Kıbrıs sorunu ile ilgili olarak uzun zamandan beri süren görüşmelerde Mülkiyet konusunun  çözümünde  global çözümden ve tazminatlardan bahsediliyordu. Şimdilerde ne değişti de  kişiler Rum’un muhatabı oluyor? Mülkiyette ilk söz  hakkının 1974’deki mal sahibinde olması   ve hatta o günde 6 yaşında olan çocuğa bu hakkın verilmesini  Türk tarafının nasıl kabul ettiğini anlamış değiliz. Bilmeliyiz ki 1974 öncesi Rum mülkü olan ev veya toprakları  parasını ödeyip alan ve/veya  eşdeğer olarak alan ve de KKTC tapusu olan söz konusu   her Türk; yaklaşık 3 yıl süreyle, Rumlarla bire bir  karşı karşıya gelecek ve huzursuzluklar yaşayacak, Mülkiyet Mahkemelerinde stres içinde ömür tüketecek ve ardından da yıllarca   Avrupa İnsan Hakları Mahkemelerinde yargılanmaları söz konusu olacaktır…

Ama hala daha çok iyi niyetlerle merak etmeyiniz , Rumlar güneyden gelip kuzeye yerleşmeyecektir, belki birkaç bin kişi gelir  diye düşünenler yanılıyorlar.

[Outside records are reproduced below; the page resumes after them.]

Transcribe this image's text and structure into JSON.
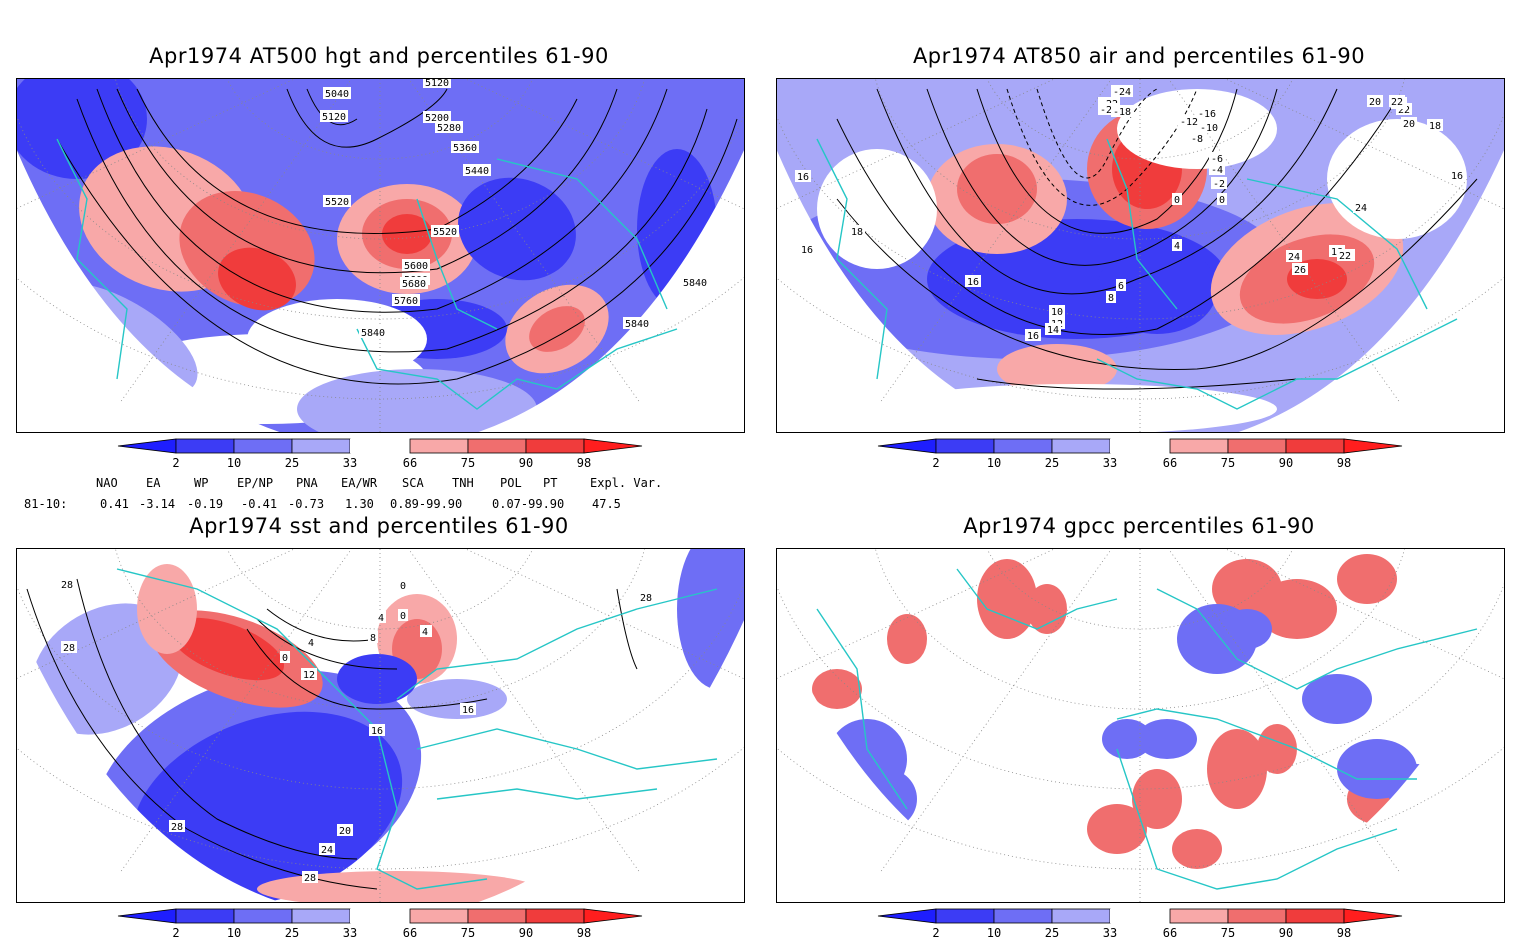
{
  "panels": [
    {
      "id": "p1",
      "title": "Apr1974 AT500 hgt and percentiles 61-90",
      "contour_labels": [
        "5040",
        "5120",
        "5120",
        "5200",
        "5280",
        "5360",
        "5440",
        "5520",
        "5520",
        "5600",
        "5600",
        "5680",
        "5760",
        "5840",
        "5840",
        "5840",
        "58"
      ]
    },
    {
      "id": "p2",
      "title": "Apr1974 AT850 air and percentiles 61-90",
      "contour_labels": [
        "-24",
        "-22",
        "-20",
        "-18",
        "-16",
        "-12",
        "-10",
        "-8",
        "-6",
        "-4",
        "-2",
        "0",
        "0",
        "4",
        "6",
        "8",
        "10",
        "12",
        "14",
        "16",
        "16",
        "16",
        "16",
        "18",
        "18",
        "18",
        "20",
        "22",
        "24",
        "26",
        "24",
        "22",
        "24",
        "22",
        "20",
        "18",
        "16"
      ]
    },
    {
      "id": "p3",
      "title": "Apr1974 sst and percentiles 61-90",
      "contour_labels": [
        "28",
        "28",
        "0",
        "0",
        "4",
        "8",
        "12",
        "16",
        "16",
        "20",
        "24",
        "28",
        "28",
        "28",
        "0",
        "4",
        "4",
        "4"
      ]
    },
    {
      "id": "p4",
      "title": "Apr1974 gpcc percentiles 61-90",
      "contour_labels": []
    }
  ],
  "colorbar": {
    "labels": [
      "2",
      "10",
      "25",
      "33",
      "66",
      "75",
      "90",
      "98"
    ],
    "colors": {
      "below2": "#1e1eff",
      "c2_10": "#3c3cf5",
      "c10_25": "#6e6ef5",
      "c25_33": "#a8a8f8",
      "c66_75": "#f8a8a8",
      "c75_90": "#f06e6e",
      "c90_98": "#f03c3c",
      "above98": "#ff1e1e"
    }
  },
  "indices": {
    "headers": [
      "NAO",
      "EA",
      "WP",
      "EP/NP",
      "PNA",
      "EA/WR",
      "SCA",
      "TNH",
      "POL",
      "PT",
      "Expl. Var."
    ],
    "row_label": "81-10:",
    "values": [
      "0.41",
      "-3.14",
      "-0.19",
      "-0.41",
      "-0.73",
      "1.30",
      "0.89-99.90",
      "0.07-99.90",
      "47.5"
    ]
  },
  "map_colors": {
    "coast": "#26c6c6",
    "contour": "#000000",
    "grid": "#888888"
  }
}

Bilmeliyiz ki; Rum Ortodoks Kilisesi ,  Rum göçmenlerin arkasında duracak ve de Kuzey’e gidip malınıza sahip çıkacaksınız diyecektir, Türk’e  ev veya toprak  bırakmayacaksınız diyecektir. Bunu bilmeyecek ne var!... Rumlar eski evlerine ve mülklerine dönmeleri yanında  ilerleyen yıllarda  Türk topraklarını satın alacaklar ve aynen  Filistin’de  olduğu gibi Kıbrıs Türk halkını ‘azınlık’ durumuna düşürecekler, ‘topraksız ve vatansız’  duruma düşüreceklerdir.

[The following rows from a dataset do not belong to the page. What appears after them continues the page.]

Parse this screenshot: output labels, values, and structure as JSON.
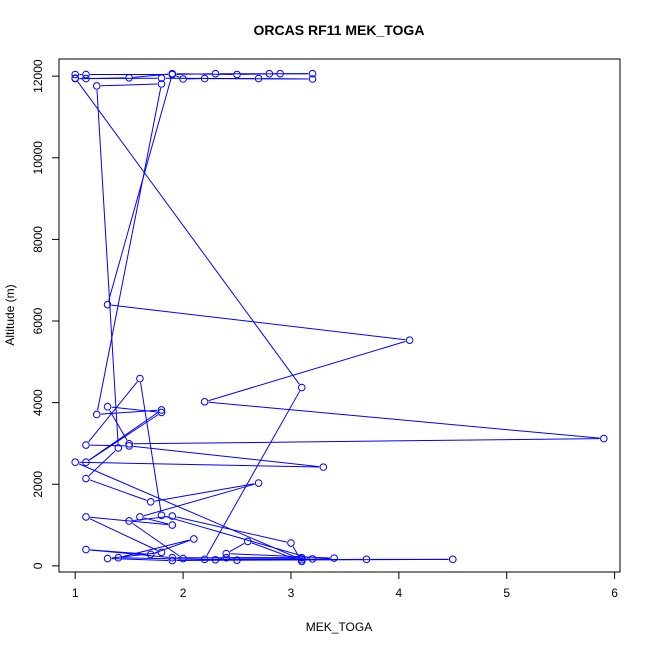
{
  "chart_data": {
    "type": "line",
    "title": "ORCAS RF11 MEK_TOGA",
    "xlabel": "MEK_TOGA",
    "ylabel": "Altitude (m)",
    "xlim": [
      0.85,
      6.05
    ],
    "ylim": [
      -150,
      12420
    ],
    "x_ticks": [
      1,
      2,
      3,
      4,
      5,
      6
    ],
    "y_ticks": [
      0,
      2000,
      4000,
      6000,
      8000,
      10000,
      12000
    ],
    "x_tick_labels": [
      "1",
      "2",
      "3",
      "4",
      "5",
      "6"
    ],
    "y_tick_labels": [
      "0",
      "2000",
      "4000",
      "6000",
      "8000",
      "10000",
      "12000"
    ],
    "series_color": "#0000ff",
    "marker": "open-circle",
    "grid": false,
    "points": [
      [
        1.0,
        12040
      ],
      [
        1.1,
        12040
      ],
      [
        1.9,
        12040
      ],
      [
        2.3,
        12060
      ],
      [
        2.8,
        12060
      ],
      [
        3.2,
        12060
      ],
      [
        2.9,
        12060
      ],
      [
        2.5,
        12040
      ],
      [
        1.9,
        12060
      ],
      [
        1.5,
        11960
      ],
      [
        1.1,
        11940
      ],
      [
        1.0,
        11940
      ],
      [
        1.8,
        11950
      ],
      [
        2.7,
        11940
      ],
      [
        3.2,
        11930
      ],
      [
        2.2,
        11940
      ],
      [
        2.0,
        11930
      ],
      [
        1.9,
        12050
      ],
      [
        1.3,
        6400
      ],
      [
        4.1,
        5530
      ],
      [
        2.2,
        4020
      ],
      [
        5.9,
        3120
      ],
      [
        1.5,
        2990
      ],
      [
        1.3,
        3900
      ],
      [
        1.8,
        3760
      ],
      [
        1.1,
        2540
      ],
      [
        1.8,
        3820
      ],
      [
        1.2,
        3710
      ],
      [
        1.8,
        11810
      ],
      [
        1.2,
        11760
      ],
      [
        1.4,
        2890
      ],
      [
        1.1,
        2140
      ],
      [
        1.7,
        1570
      ],
      [
        2.7,
        2030
      ],
      [
        1.6,
        1200
      ],
      [
        1.9,
        1000
      ],
      [
        1.1,
        1200
      ],
      [
        1.8,
        330
      ],
      [
        1.3,
        180
      ],
      [
        1.9,
        130
      ],
      [
        3.7,
        160
      ],
      [
        4.5,
        160
      ],
      [
        2.5,
        140
      ],
      [
        1.4,
        200
      ],
      [
        2.1,
        660
      ],
      [
        1.7,
        280
      ],
      [
        1.1,
        400
      ],
      [
        1.9,
        200
      ],
      [
        3.1,
        200
      ],
      [
        2.4,
        200
      ],
      [
        2.3,
        150
      ],
      [
        2.0,
        180
      ],
      [
        1.5,
        1100
      ],
      [
        1.9,
        1220
      ],
      [
        3.0,
        560
      ],
      [
        3.1,
        110
      ],
      [
        2.6,
        600
      ],
      [
        2.4,
        300
      ],
      [
        3.4,
        190
      ],
      [
        3.1,
        150
      ],
      [
        1.0,
        2540
      ],
      [
        3.3,
        2420
      ],
      [
        1.5,
        2940
      ],
      [
        1.1,
        2960
      ],
      [
        1.6,
        4590
      ],
      [
        1.8,
        1240
      ],
      [
        3.2,
        170
      ],
      [
        2.2,
        160
      ],
      [
        3.1,
        4370
      ],
      [
        1.0,
        11950
      ]
    ]
  }
}
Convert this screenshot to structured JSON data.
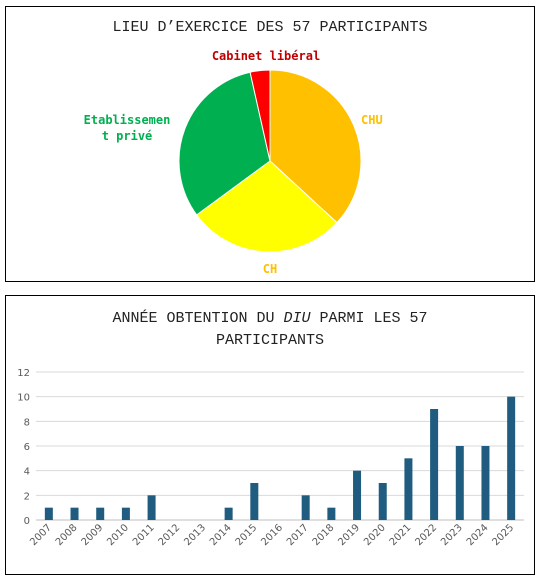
{
  "chart_data": [
    {
      "type": "pie",
      "title": "LIEU D’EXERCICE DES 57 PARTICIPANTS",
      "slices": [
        {
          "label": "CHU",
          "value": 21,
          "color": "#FFC000"
        },
        {
          "label": "CH",
          "value": 16,
          "color": "#FFFF00"
        },
        {
          "label": "Etablissement privé",
          "label_lines": [
            "Etablissemen",
            "t privé"
          ],
          "value": 18,
          "color": "#00B050"
        },
        {
          "label": "Cabinet libéral",
          "value": 2,
          "color": "#FF0000"
        }
      ],
      "label_colors": {
        "CHU": "#FFC000",
        "CH": "#FFC000",
        "Etablissement privé": "#00B050",
        "Cabinet libéral": "#C00000"
      }
    },
    {
      "type": "bar",
      "title_parts": {
        "before": "ANNÉE OBTENTION DU ",
        "italic": "DIU",
        "after": " PARMI LES 57",
        "line2": "PARTICIPANTS"
      },
      "categories": [
        "2007",
        "2008",
        "2009",
        "2010",
        "2011",
        "2012",
        "2013",
        "2014",
        "2015",
        "2016",
        "2017",
        "2018",
        "2019",
        "2020",
        "2021",
        "2022",
        "2023",
        "2024",
        "2025"
      ],
      "values": [
        1,
        1,
        1,
        1,
        2,
        0,
        0,
        1,
        3,
        0,
        2,
        1,
        4,
        3,
        5,
        9,
        6,
        6,
        10
      ],
      "ylim": [
        0,
        12
      ],
      "yticks": [
        0,
        2,
        4,
        6,
        8,
        10,
        12
      ],
      "grid": true,
      "bar_color": "#1F5C7F"
    }
  ]
}
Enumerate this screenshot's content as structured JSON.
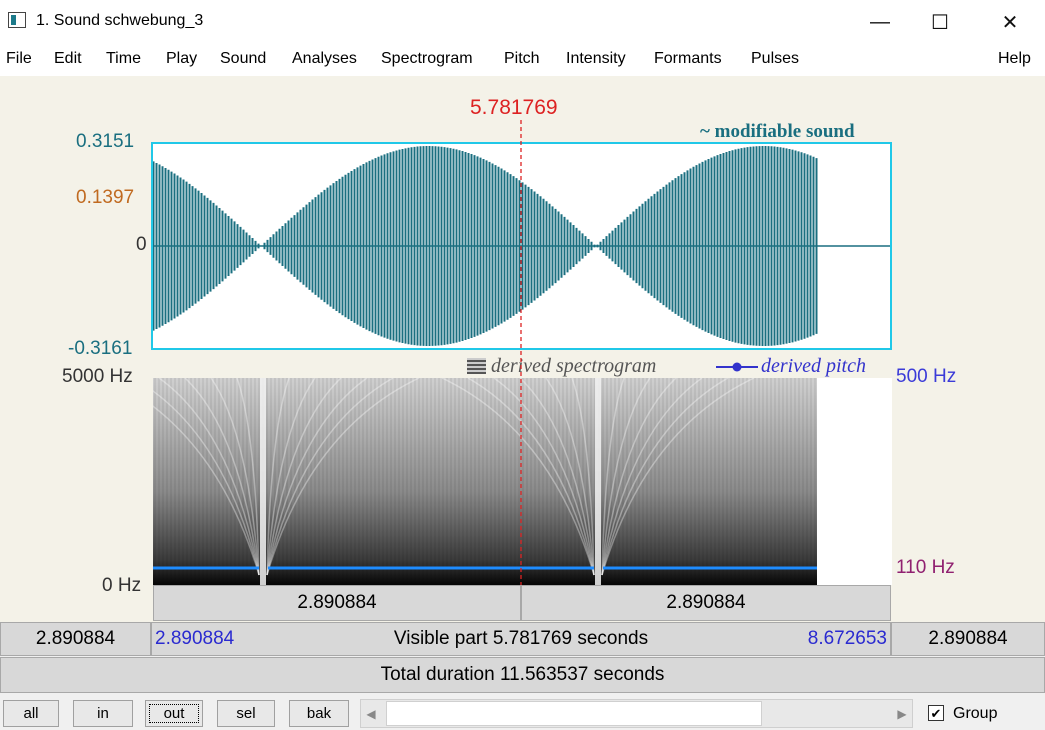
{
  "window": {
    "title": "1. Sound schwebung_3",
    "minimize": "—",
    "maximize": "☐",
    "close": "✕"
  },
  "menu": [
    "File",
    "Edit",
    "Time",
    "Play",
    "Sound",
    "Analyses",
    "Spectrogram",
    "Pitch",
    "Intensity",
    "Formants",
    "Pulses"
  ],
  "help_menu": "Help",
  "cursor": {
    "time_label": "5.781769"
  },
  "waveform": {
    "label": "~ modifiable sound",
    "ymax": "0.3151",
    "ymid": "0.1397",
    "yzero": "0",
    "ymin": "-0.3161"
  },
  "spectrogram": {
    "legend_spectrogram": "derived spectrogram",
    "legend_pitch": "derived pitch",
    "freq_top": "5000 Hz",
    "freq_bottom": "0 Hz",
    "pitch_top": "500 Hz",
    "pitch_bottom": "110 Hz"
  },
  "timebars": {
    "left_sel": "2.890884",
    "right_sel": "2.890884",
    "row2_left_outer": "2.890884",
    "row2_left": "2.890884",
    "row2_visible": "Visible part 5.781769 seconds",
    "row2_right": "8.672653",
    "row2_right_outer": "2.890884",
    "total": "Total duration 11.563537 seconds"
  },
  "buttons": {
    "all": "all",
    "in": "in",
    "out": "out",
    "sel": "sel",
    "bak": "bak"
  },
  "group": {
    "label": "Group",
    "checked": true
  },
  "colors": {
    "wave": "#1a6f80",
    "cursor": "#dd2222",
    "pitch": "#1e8cff",
    "boxborder": "#20c8e8"
  }
}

Ayrıca AB normlarının ve 4 temel özgürlüğün uygulanmasıyla   gelecek olan “iş kurma  hakkı” ile de Rum iş adamlarının ve zenginlerinin  kıskacı altına gireceğiz.  Olası bir çözümde Nüfus oranının ¼ olarak kabul edilmesiyle Rum liderliği yıllardan beridir sürdürmek istediği nüfus üstünlüğünü  koruyacak ve  Türk tarafı bu konuda sıkıntılar yaşayacaktır. Yine  tek egemenlik  , tek devlet, tek uluslararası temsiliyet ilkelerinin kabulü de yanlış olmuştur. Kıbrıs Türk halkının self-determinasyon hakkı nerede kaldı? Kıbrıs Türk halkı olarak bilmeliyiz ki  önce toplum  sonra da ‘azınlık’ durumuna düşürüleceğiz  ve de Batı Trakya örneğinde olduğu gibi  içinde ‘Türk’ kelimesi bulunan   bir dernek tabelası bile asamayacak duruma geleceğiz…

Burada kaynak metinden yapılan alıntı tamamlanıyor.